The decision


IAC-BH-PMP-V1

Upper Tribunal
(Immigration and Asylum Chamber) Appeal Number: IA/14647/2015


THE IMMIGRATION ACTS


Heard at Bennett House, Stoke
Decision Promulgated
On 8th March 2016
On 9th May 2016




Before

DEPUTY UPPER TRIBUNAL JUDGE GARRATT

Between

GUGULETHU STHEMBISO DIAMINI
(ANONYMITY DIRECTION NOT MADE)
Appellant

and

THE SECRETARY OF STATE FOR THE HOME DEPARTMENT


Respondent


Representation:

For the Appellant: In person
For the Respondent: Mr A McVeety, Senior Home Office Presenting Officer


DECISION AND DIRECTIONS

1. Before the Upper Tribunal the Secretary of State becomes the appellant. However, for the avoidance of confusion and to be consistent I shall continue to refer to the parties as they were before the First-tier Tribunal.
2. On 16th December 2015 Judge of the First-tier Tribunal Keane gave permission to the appellant to appeal against the decision of Judge of the First-tier Tribunal A J Parker in which he allowed the appeal on human rights grounds against the decision of the respondent to refuse leave to remain applying the provisions of Appendix FM and paragraph 276ADE of the Immigration Rules.

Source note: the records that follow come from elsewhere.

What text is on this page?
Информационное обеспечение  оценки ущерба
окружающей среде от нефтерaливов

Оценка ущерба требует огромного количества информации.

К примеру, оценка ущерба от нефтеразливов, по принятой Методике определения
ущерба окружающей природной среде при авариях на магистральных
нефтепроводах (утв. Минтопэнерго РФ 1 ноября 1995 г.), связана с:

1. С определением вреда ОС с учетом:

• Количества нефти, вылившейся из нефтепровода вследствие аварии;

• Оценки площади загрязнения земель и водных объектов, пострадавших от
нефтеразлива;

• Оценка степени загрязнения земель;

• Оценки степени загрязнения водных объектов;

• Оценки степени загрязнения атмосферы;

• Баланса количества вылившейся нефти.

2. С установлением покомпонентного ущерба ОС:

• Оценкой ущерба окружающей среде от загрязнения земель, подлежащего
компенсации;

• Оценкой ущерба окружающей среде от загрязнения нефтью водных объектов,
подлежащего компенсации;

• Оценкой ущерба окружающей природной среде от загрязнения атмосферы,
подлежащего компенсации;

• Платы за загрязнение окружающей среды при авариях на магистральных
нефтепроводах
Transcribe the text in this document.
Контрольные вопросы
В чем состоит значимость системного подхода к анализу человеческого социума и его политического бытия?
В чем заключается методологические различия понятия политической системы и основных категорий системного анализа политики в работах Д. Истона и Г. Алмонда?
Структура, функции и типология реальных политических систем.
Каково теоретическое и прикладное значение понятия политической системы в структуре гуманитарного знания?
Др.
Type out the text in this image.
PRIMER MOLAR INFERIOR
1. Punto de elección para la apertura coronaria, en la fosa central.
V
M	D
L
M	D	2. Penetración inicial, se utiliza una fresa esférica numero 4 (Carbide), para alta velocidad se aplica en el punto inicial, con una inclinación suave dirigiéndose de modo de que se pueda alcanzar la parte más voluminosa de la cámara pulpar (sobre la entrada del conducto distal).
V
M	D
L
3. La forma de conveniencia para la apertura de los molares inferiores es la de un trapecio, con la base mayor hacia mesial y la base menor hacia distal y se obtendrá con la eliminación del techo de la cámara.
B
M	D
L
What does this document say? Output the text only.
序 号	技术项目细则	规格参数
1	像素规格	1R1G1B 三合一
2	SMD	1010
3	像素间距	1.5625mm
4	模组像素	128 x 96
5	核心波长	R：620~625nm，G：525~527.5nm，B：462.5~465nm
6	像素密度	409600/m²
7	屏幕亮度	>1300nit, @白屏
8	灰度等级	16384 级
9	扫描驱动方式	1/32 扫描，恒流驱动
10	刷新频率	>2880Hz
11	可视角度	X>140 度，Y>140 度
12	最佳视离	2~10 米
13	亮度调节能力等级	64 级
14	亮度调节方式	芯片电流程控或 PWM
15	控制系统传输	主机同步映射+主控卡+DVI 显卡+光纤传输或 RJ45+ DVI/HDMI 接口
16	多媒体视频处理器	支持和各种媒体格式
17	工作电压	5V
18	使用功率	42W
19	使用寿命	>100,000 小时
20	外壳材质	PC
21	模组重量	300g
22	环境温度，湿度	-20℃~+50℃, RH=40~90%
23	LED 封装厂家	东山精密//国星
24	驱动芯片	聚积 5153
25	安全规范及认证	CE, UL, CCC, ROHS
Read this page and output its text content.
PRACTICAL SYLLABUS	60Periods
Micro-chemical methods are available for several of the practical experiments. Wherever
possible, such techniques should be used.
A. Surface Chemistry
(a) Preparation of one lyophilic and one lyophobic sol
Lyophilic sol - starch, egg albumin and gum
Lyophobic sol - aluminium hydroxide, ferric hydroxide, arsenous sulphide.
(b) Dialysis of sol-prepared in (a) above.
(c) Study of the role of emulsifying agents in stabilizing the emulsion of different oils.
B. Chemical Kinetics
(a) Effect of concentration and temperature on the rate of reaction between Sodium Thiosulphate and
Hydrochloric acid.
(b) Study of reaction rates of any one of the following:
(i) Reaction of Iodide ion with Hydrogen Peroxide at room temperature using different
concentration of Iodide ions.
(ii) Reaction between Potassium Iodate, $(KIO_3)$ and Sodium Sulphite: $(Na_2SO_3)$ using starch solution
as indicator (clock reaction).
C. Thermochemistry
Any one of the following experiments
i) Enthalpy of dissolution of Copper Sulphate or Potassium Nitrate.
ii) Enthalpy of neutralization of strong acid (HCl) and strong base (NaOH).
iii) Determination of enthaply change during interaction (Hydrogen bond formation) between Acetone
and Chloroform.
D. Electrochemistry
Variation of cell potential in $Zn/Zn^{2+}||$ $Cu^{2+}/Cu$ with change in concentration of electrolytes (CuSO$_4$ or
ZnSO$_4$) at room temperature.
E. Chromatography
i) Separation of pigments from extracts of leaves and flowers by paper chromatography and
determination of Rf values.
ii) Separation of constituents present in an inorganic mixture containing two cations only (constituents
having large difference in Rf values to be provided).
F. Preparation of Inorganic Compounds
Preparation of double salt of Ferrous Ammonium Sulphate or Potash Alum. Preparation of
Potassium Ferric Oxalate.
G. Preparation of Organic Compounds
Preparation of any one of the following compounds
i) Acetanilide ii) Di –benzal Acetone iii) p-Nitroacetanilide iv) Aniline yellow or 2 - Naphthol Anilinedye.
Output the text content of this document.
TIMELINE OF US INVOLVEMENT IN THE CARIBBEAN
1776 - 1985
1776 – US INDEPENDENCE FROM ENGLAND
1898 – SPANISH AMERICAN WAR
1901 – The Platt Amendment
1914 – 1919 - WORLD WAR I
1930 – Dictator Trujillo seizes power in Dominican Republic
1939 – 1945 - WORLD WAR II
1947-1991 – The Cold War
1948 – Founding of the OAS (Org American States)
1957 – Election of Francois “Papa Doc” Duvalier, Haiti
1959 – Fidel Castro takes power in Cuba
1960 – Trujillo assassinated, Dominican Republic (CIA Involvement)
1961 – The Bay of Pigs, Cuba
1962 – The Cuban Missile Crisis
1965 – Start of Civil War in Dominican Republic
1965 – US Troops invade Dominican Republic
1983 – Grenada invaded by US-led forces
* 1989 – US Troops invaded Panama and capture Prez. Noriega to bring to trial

The appellant is a male citizen of South Africa born on 11th June 1984.
3. In granting permission Judge Keane noted that the grounds of application contended that the judge's human rights conclusions were inadequately reasoned being, apparently, limited to the statement in paragraph 41 that the decision of the respondent to remove the appellant was not compatible with the Human Rights Act and "the appeal is proportionate".
4. Judge Keane granted permission because it was arguably incumbent upon the judge to arrive at a reasoned decision applying the five stage tests set out in Razgar [2004] INLR 349 HL.
5. At the hearing before me Mr McVeety emphasised that the judge had quoted relevant case law but the decision did not show that he had applied any of the principles to findings in the appeal. Further, the judge had not applied the compelling circumstances test referred to in recent Article 8 jurisprudence such as that set out in SS (Congo) [2015] EWCA Civ 387. Further, whilst the judge had referred to Section 117B of the Nationality, Immigration and Asylum Act 2002 (as amended), there had been no finding made upon it. Indeed, the judge did not appear to have identified the limb of Article 8 which was relevant.
6. As the appellant was unrepresented I explained to him the nature of the proceedings and, in particular, the need for me to consider whether or not the judge had, actually, made an error on a point of law in the decision. The appellant indicated that he understood the arguments but emphasised that he was in agreement with the findings of the judge and he had noted that the decision had made reference to the application of Section 117B of the 2002 Act in paragraphs 34 and 35.
Conclusions
7. After considering the matter for a few moments I announced that I was satisfied that the decision showed an error on a point of law and should be set aside. My reasons for that conclusion follow.
8. Although the decision of the judge makes copious reference to relevant case law, it is not clear that the judge applied the principles to any findings of fact in this case. The decision refers to the evidence of the appellant and his wife, both written and oral, even classifying some of it as "vague" (paragraph 23) yet both were found to be credible witnesses. However, the judge does not make any initial decision about whether or not the Rules in Appendix FM can apply to the circumstances of the parties as he found them to be, particularly bearing in mind the existence of British citizen children. Further, no compelling circumstances are identified to establish that Article 8 issues can be considered outside the Rules applying the five stage Razgar approach. Whilst Section 117B is referred to in terms of its effect and the judge identifies two qualifying children for the purpose of that section, there is no consideration of the requirement that it would not be reasonable to expect a child to leave the United Kingdom. All these matters amount to significant errors on points of law requiring that the decision should be set aside.
9. Having regard to the need for the appeal to be heard again and fresh findings of fact to be made, I am satisfied that it is appropriate to remit the matter to the First-tier Tribunal. In doing so find that such remittal comes within the terms of paragraph 7.2 of the Practice Statement of the Senior President of Tribunals of 25th September 2012.
Notice of Decision
10. The decision of the First-tier Tribunal shows errors on points of law. I set that decision aside and remit the appeal to the First-tier Tribunal for hearing afresh.
Anonymity
11. Anonymity was not requested before the First-tier Tribunal which did not make a direction. I do not consider that an anonymity direction is appropriate in this appeal before the Upper Tribunal.
DIRECTIONS
12. The appeal is remitted to the First-tier Tribunal for a fresh hearing at the Stoke Hearing Centre.
13. The fresh hearing should not be before Judge A J Parker.
14. No interpreter will be required for the hearing unless the parties otherwise indicate.
15. The time estimate for the hearing is two hours.